I'm currently planning the migration of a Microsoft Content Management Server (MCMS) website to a SharePoint 2007 publishing site.

The top-level site is a public facing, anonymously-accessible website. It will contain two areas which need to be protected with forms-based authentication - each of which will have a distinct set of users.

There is content in the current MCMS site which uses "Connected Postings", which is the ability to use content in multiple places without duplicating it. In SharePoint, a similar concept is supported via the Reusable Content list, but this doesn't span site collections.

I'm thinking that this should be a single web application with three site collections. 1 for the public facing site, and the others for the two protected areas. However, I'm not sure if 1 site collection can be anonymous, with the other 2 implementing different FBA authentication providers.

I'd like my Urls to be something like:

www.whatever.com
www.whatever.com/protectedarea1
www.whatever.com/protectedarea2

Without Url rewriting, this would be difficult to do with separate web applications.
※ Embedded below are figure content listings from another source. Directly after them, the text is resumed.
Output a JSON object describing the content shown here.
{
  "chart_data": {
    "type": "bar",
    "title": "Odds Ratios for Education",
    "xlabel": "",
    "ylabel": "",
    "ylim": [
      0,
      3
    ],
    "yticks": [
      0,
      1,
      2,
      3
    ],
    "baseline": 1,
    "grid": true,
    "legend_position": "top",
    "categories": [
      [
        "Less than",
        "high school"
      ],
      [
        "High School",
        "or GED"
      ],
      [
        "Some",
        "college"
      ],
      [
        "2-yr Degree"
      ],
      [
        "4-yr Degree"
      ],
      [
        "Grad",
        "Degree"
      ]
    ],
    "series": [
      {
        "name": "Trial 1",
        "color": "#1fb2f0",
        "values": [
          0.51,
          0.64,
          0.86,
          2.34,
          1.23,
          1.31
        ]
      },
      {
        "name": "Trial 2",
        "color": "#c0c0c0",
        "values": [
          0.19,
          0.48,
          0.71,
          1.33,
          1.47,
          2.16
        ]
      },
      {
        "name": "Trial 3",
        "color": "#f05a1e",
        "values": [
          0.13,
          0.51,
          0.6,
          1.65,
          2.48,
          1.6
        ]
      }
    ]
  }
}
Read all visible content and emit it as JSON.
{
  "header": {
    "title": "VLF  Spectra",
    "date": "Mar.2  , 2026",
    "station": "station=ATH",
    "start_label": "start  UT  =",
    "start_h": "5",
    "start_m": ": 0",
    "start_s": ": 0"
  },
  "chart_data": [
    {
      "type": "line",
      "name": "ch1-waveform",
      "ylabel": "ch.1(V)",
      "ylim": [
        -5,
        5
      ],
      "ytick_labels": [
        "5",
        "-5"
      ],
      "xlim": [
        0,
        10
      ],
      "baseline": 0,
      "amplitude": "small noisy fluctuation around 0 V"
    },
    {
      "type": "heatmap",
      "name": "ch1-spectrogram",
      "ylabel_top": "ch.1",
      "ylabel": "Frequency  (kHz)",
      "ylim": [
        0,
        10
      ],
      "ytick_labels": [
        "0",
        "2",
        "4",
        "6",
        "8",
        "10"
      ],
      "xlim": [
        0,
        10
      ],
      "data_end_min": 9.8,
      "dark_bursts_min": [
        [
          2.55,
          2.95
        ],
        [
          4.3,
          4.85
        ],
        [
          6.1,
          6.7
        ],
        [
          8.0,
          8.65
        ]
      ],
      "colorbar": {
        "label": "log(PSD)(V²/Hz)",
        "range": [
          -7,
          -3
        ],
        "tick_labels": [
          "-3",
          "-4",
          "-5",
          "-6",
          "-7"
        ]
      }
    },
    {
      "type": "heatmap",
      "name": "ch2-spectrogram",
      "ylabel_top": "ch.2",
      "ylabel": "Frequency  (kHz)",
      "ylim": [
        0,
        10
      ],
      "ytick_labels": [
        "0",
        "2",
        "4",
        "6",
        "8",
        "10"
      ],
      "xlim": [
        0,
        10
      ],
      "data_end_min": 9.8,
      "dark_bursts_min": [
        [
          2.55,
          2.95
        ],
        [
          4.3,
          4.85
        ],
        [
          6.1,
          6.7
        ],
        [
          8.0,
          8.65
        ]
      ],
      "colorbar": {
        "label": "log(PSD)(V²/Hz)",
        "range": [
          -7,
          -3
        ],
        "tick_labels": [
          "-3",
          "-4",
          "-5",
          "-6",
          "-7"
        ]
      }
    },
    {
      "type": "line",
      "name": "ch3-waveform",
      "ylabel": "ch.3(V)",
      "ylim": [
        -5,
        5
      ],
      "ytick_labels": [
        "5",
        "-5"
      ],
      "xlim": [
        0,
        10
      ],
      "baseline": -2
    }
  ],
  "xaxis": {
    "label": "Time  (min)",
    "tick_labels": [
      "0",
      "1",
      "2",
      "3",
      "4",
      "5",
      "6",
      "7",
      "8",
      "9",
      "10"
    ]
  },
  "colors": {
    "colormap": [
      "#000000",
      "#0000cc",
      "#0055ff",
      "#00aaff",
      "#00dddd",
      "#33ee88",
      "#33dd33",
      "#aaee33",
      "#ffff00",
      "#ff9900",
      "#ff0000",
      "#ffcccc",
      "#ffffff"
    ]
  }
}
If I end up having to go with 3 separate web applications in order to get authentication to work as desired, I will probably have to get creative with content deployment so as not to duplicate content during authoring.

Would appreciate any thoughts, thank you!

+1  A: 

Don't do MCMS so cannot answer specific to that, see http://www.andrewconnell.com/blog/ for alot of info.

Microsoft has a bunch of different designs for extranets, http://technet.microsoft.com/en-us/library/cc263513.aspx depending on your needs. You can set it up as you are describing, forms are a little weak put their is some a better version available on CodePlex.

For the URLS, Sharepoint has a feature called "Manged Paths" that will do what you want. No URL rewriting needed.

Our setup is a site collection for extranet and internal, where most work is done. When finished they can publish it(does make an extra copy) to the public site. Some public sites are publish only sites where they have no interaction with non-account people, some are sites were they actually do most of their work and non-account people can make contributions. All are available under MOSS.

Will Dieterich
A: 

Thanks, that extranet link will be helpful when looking at separating the authoring environment from the publishing environment.

I was trying to implement two FBA membership providers on two site collections within the same web application. Doesn't look like I can do that, gonna try using the same membership provider with different roles.